07/03/2025
INCIPIT 1
La selezione artificiale prevede che i soggetti che non esprimono il fenotipo dei caratteri ricercati debbano essere eliminati
INCIPIT 2
Per la parola cane non c’è un sinonimo, ma ci si può riferire a lui come il miglior amico dell’uomo.
TITOLO
I pit bull: angeli pelosi senza ali o cani assassini?
Ovviamente nessuno dei due. È tutto fuorviante, sempre. Solo eccessi, ovunque si leggano articoli, commenti, editoriali sui cani sono (quasi) tutti portati oltre il sensato.
Sapete quale animale inizia con “ca” e finisce con “ne”?
Il pit bull è solo un cane, non un angelo, non un killer.
E che animali sono i cani, cosa sappiamo di vero su di loro? Più avanti vedremo anche che cane è un pit bull.
Ebbene, sono animali domestici “addomesticati” cioè resi atti a vivere in ambienti antropizzati a stretto contatto con l’essere umano senza arrecare danno alla nostra specie.
Come siamo riusciti a fare ciò?
Attraverso quel processo di accoppiamenti controllati chiamato “selezione artificiale”.
E qual è il progenitore di tutti i nostri cani?
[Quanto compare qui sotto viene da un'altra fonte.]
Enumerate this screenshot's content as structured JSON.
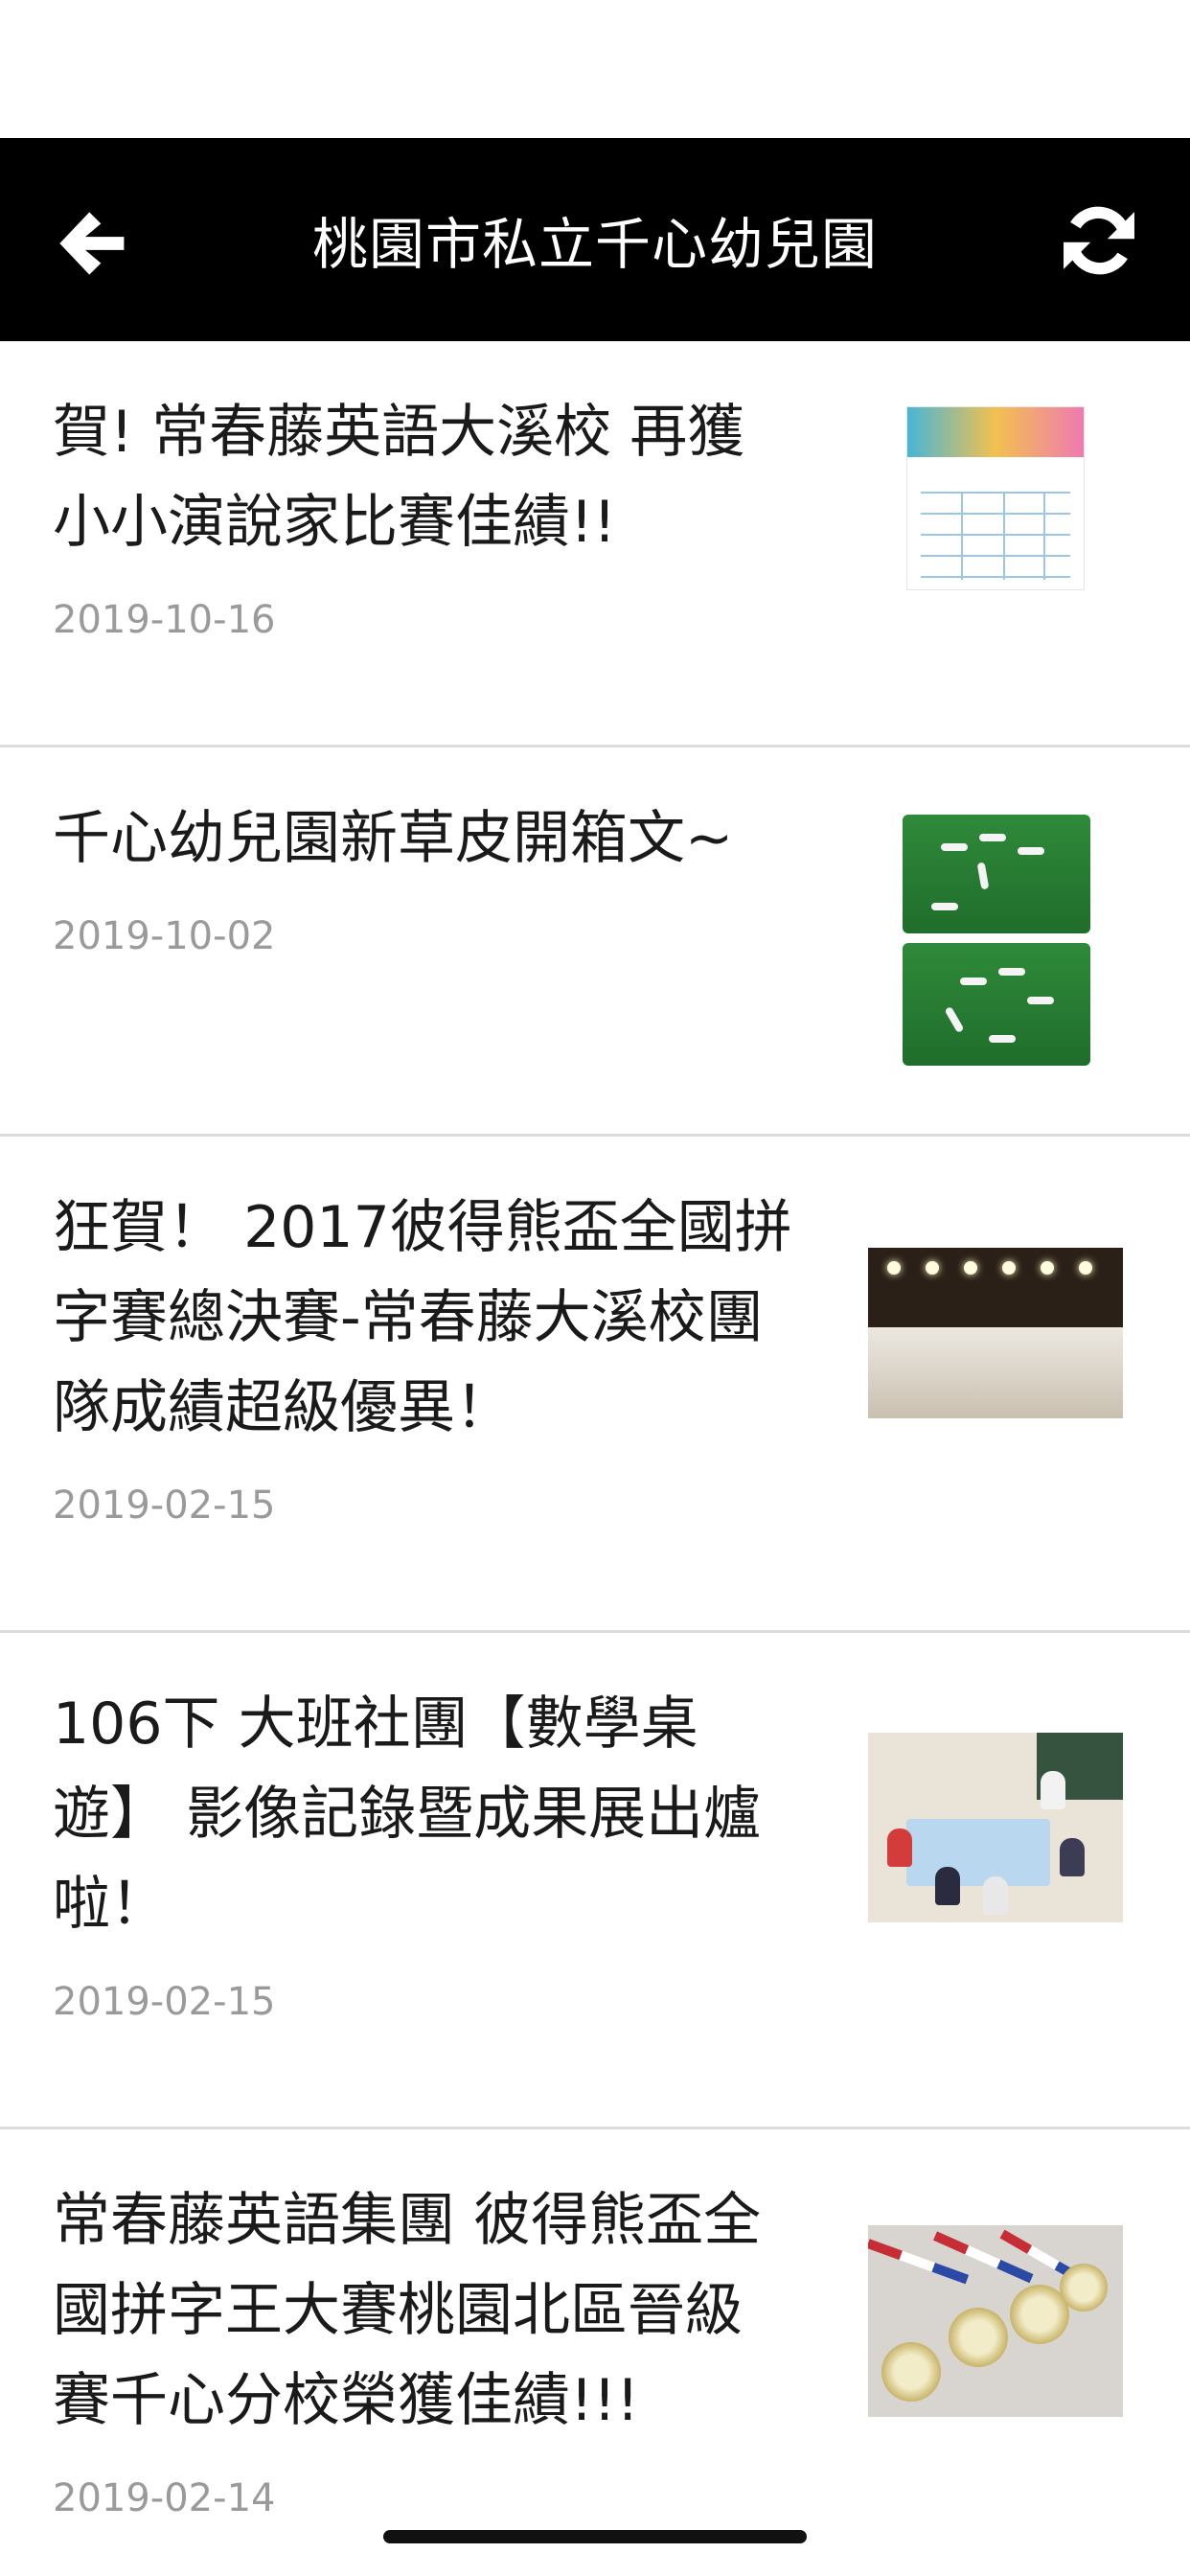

Nella classificazione ENCI c’è un gruppo in cui sono raccolte le razze più antiche, quelle più vicine al lupo per intenderci, tra cui i temibili (in senso ironico ovviamente) Cirnechi dell’Etna, canetto da caccia di circa 15 chili considerato tra i più antichi cani italici, ma anche i basenji e i cani dei faraoni hanno la loro antica storia. Insieme ai cani primitivi, ma catalogati in un altro gruppo ci sono i levrieri anch’essi molto antichi e originari del mondo arabo. Infatti è stato proprio questo popolo a separare i primi tratti delle selezioni degli animali.
Quindi, tornando alla nostra domanda, come abbiamo fatto a trasformare un cirnechino dell’Etna in un temibile pit bull?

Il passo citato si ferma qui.